Radial club hand is a complex congenital abnormality of the radial or pre-axial border of the upper extremity. It has a wide range of phenotypes from hypoplasia of the thumb to complete absence of the radius and the first ray. Centralization with tendon transfer is a popular method for maintaining the correct position of radial club hand. On the other hand, various corrections were devised, e.g. radialization after distraction to emphasize the fact that the head of the ulna is positioned under the radial carpal bones and is no longer placed in a slot in the center of the carpus, microvascular epiphysis transfer, gradual correction using Ilizarov method, for Bayne Type III or Type IV. We should pay attention to the recurrence of radial deformity or circulatory impairment with the tension.
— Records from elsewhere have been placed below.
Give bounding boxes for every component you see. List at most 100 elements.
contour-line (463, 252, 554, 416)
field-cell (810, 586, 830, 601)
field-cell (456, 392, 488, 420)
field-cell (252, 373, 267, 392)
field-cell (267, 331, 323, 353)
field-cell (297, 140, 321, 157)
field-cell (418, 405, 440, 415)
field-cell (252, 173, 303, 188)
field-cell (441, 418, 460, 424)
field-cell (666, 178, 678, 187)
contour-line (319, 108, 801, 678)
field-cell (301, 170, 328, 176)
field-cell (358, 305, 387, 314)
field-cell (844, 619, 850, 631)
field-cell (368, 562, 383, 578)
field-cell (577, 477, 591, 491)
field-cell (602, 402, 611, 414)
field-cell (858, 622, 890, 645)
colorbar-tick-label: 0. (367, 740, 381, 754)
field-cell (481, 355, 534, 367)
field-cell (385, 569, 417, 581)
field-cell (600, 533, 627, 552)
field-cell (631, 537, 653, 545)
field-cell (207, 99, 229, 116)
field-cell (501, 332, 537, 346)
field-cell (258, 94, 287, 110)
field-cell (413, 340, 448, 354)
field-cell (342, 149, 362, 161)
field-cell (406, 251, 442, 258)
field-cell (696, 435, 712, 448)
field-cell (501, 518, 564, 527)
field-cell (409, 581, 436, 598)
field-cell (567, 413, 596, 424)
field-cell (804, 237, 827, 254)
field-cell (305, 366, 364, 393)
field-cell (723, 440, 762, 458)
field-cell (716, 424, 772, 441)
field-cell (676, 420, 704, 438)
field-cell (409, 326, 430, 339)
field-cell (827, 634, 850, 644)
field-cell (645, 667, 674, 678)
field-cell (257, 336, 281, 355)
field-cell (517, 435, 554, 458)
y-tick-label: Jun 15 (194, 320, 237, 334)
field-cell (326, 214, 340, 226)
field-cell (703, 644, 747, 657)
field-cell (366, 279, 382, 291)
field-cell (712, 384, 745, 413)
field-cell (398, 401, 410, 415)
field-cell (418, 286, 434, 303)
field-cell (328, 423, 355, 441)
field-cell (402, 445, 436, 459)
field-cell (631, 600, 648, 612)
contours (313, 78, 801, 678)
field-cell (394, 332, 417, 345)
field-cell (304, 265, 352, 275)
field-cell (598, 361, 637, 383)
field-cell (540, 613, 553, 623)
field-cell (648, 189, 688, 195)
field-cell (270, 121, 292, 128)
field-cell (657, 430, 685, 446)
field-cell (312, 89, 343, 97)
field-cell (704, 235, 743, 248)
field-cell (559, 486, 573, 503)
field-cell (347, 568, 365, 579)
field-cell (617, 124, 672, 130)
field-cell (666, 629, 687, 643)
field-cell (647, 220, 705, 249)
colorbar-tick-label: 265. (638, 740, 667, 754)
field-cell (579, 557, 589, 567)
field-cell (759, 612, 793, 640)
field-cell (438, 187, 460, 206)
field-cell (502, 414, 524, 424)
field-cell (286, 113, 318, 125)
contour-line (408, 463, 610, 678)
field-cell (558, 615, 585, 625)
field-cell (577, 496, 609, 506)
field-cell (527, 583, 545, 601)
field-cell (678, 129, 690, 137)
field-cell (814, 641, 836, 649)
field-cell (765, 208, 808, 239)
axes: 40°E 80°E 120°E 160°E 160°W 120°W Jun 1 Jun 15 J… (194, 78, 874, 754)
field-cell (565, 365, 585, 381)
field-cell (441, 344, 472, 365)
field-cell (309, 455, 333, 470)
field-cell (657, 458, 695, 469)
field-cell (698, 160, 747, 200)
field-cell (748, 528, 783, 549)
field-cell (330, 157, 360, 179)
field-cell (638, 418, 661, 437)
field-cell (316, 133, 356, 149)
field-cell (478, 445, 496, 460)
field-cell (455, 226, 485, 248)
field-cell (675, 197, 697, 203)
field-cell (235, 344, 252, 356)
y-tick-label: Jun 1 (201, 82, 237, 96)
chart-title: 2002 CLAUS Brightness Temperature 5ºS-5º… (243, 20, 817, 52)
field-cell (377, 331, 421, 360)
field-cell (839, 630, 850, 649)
Lunate excision or ulnar shortening can be selected for tension-free correction. Radialization can be indicated for avoiding the recurrence of radial flexion. However, we should pay attention of the radial protrusion of the ulnar head. For avoiding the recurrence of radial deformity or circulatory impairment, gradual correction using Ilizarov external fixation can be indicated, especially in the cases with severe radial deviation or with short forearm. In the mild cases, Bayne Type I or Type II, radius lengthening is accompanied by a soft-tissue distraction or release at the ulnar carpal joint with keeping wrist and forearm motion without producing growth plate damage.

Keywords: Centralization, Radialization, Radial club hand, Radius lengthening.